The Mediterranean (French Riviera) resort town Cannes (currently ranked France's 4th-biggest cruise port) will ban the most polluting passenger liners from 2020 in a bid to boost air quality. The ban will target vessels (cruise and ferries) that don't comply with port's 0,1% cap on sulfur in their marine fuel. This could stop some cruise ship tourists from disembarking in Cannes for the world-famous annual film festival.
Under the European Union's clean air policy, the cap is already enforced in the regions (ports) of North Sea, Baltic Sea, English Channel, and could be extended to the Mediterranean Sea.
According to pollution analyses, cruise vessels' fuel (diesel oil) contains ~2,000 times more SO than ordinary diesel fuels. The exponential growth of the cruise travel industry is often criticized by residents of popular for tourism cities but it is also considered a threat to the environment.
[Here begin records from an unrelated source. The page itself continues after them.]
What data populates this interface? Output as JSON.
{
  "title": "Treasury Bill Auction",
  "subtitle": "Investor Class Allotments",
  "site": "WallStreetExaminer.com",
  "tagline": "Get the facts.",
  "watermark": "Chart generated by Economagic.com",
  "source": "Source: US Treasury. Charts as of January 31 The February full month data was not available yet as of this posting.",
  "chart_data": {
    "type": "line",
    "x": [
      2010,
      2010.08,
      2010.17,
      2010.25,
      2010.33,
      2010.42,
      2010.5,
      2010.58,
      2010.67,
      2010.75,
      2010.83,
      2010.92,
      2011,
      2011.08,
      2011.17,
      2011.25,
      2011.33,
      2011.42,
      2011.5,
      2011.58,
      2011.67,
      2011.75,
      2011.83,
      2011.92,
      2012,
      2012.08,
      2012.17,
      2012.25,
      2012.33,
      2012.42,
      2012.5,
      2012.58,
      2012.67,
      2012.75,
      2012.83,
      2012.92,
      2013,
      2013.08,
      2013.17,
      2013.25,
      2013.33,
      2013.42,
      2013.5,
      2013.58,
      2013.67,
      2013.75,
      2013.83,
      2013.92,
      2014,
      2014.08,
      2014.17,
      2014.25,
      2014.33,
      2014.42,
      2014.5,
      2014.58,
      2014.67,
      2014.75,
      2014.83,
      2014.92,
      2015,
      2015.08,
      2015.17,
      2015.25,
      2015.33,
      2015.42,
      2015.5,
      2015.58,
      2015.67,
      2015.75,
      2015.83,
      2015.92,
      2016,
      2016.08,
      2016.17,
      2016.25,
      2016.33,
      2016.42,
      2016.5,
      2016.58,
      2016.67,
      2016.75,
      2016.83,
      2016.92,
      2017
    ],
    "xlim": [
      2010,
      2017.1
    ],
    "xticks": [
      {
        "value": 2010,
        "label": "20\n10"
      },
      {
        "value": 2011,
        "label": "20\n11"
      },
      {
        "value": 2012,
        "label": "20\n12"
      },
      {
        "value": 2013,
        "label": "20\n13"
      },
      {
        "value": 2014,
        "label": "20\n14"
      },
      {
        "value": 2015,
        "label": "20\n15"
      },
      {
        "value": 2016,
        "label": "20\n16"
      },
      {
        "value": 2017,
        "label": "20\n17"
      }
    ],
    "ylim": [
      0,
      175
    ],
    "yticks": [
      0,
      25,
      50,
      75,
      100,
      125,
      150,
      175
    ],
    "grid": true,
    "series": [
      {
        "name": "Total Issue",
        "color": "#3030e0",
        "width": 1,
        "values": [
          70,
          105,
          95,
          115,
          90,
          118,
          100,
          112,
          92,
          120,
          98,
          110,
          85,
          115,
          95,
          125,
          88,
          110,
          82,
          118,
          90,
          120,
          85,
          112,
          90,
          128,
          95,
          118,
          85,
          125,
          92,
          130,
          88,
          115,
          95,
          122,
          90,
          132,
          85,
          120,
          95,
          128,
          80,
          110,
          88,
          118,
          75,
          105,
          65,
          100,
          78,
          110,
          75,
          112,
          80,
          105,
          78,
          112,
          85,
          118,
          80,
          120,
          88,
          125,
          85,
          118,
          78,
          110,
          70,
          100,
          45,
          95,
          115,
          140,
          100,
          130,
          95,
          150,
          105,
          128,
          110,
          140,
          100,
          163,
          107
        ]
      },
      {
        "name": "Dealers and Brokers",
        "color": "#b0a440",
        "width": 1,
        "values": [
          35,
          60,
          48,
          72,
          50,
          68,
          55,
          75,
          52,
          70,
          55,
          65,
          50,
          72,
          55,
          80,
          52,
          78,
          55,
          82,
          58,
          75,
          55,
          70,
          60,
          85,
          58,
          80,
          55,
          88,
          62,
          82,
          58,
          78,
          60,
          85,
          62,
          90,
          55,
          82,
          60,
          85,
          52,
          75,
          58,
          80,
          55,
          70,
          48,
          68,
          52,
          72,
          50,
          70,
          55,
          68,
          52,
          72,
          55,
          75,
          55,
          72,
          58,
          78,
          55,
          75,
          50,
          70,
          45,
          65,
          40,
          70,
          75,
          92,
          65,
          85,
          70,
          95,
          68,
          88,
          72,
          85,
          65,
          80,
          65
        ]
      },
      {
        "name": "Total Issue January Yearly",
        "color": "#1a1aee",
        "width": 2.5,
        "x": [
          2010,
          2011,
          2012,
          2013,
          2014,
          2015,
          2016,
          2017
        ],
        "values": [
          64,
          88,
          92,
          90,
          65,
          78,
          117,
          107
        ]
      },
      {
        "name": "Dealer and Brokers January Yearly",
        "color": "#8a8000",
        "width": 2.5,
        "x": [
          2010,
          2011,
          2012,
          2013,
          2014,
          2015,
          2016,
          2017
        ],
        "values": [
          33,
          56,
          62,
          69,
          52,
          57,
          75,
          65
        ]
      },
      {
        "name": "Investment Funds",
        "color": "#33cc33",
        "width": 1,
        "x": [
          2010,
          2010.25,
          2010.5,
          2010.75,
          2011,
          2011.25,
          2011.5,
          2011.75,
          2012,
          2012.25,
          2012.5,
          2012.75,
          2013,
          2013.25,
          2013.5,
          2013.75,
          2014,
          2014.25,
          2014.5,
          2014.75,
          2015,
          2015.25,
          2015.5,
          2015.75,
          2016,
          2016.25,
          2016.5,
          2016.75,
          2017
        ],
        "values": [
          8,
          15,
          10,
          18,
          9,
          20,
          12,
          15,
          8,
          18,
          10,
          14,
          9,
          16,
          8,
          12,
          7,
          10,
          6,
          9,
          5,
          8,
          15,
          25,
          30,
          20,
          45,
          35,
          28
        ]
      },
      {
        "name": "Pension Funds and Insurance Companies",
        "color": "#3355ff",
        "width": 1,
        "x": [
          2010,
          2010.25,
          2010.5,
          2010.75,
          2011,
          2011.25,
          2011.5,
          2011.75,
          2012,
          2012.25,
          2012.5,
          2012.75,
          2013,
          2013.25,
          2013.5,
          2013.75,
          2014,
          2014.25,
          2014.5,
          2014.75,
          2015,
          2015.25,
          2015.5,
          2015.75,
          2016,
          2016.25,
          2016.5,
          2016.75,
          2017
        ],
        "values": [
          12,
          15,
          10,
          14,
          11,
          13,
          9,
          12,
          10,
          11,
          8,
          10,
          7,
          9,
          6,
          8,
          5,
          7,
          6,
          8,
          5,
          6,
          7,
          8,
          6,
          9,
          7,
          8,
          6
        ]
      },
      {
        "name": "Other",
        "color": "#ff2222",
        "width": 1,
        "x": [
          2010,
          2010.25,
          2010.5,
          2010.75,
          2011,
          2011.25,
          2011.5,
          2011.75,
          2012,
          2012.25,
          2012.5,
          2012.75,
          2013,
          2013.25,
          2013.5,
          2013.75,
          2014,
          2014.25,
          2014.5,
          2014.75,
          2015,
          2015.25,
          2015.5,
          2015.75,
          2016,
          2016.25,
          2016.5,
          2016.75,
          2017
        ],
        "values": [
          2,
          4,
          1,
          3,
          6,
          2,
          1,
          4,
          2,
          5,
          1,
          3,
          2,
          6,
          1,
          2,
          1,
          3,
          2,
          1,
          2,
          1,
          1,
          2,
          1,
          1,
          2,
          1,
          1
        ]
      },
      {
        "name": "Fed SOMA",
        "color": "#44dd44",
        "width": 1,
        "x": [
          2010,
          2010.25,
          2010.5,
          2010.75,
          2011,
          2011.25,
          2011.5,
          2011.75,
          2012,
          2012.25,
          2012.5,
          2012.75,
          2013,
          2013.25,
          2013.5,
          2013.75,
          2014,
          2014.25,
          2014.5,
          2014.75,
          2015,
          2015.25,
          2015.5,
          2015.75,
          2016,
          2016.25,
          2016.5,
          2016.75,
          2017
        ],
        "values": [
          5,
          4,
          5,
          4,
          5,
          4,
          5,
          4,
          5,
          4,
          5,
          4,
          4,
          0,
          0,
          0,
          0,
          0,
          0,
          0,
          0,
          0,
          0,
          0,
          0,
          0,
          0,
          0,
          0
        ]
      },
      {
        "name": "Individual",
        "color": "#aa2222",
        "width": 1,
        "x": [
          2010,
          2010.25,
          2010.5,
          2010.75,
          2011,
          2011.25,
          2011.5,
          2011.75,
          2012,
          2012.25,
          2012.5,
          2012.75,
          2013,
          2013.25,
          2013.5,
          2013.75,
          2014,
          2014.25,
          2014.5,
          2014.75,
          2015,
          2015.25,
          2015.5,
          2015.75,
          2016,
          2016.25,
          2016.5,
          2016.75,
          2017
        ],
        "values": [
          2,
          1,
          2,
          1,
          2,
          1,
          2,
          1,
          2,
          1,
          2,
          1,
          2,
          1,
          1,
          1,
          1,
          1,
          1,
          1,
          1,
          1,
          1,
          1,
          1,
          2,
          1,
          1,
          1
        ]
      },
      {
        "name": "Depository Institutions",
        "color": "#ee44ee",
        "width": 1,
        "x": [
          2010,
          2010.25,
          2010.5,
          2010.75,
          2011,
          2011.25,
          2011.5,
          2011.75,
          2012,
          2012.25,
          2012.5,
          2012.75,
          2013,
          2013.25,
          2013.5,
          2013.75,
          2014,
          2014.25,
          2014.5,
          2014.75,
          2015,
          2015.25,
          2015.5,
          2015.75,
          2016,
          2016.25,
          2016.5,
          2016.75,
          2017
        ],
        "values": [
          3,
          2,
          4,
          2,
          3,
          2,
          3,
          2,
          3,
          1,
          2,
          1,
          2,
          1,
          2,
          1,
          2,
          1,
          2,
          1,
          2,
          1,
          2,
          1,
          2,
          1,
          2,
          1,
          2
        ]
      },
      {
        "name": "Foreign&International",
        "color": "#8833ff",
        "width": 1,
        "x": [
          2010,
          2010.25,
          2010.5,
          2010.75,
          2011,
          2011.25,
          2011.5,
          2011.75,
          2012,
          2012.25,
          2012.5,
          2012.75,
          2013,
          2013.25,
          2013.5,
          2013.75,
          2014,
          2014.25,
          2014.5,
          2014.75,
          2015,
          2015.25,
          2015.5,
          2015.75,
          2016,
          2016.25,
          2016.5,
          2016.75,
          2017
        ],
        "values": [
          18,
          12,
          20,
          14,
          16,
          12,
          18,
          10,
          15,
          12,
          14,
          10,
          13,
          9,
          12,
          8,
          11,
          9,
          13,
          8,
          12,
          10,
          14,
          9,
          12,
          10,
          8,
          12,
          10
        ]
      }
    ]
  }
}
According to figures from CLIA (Cruise Lines International Association), in 2019, a total of 30 million tourists are expected to travel on nearly 300 different cruise ships in 2019, or 17.8 million compared to 2009.
In July, NCLH-Norwegian Cruise Line Holdings (representing ~40% of Cannes' port traffic) signed a Cruise Charter agreement with the city, promising to make its visiting vessels more environmentally friendly.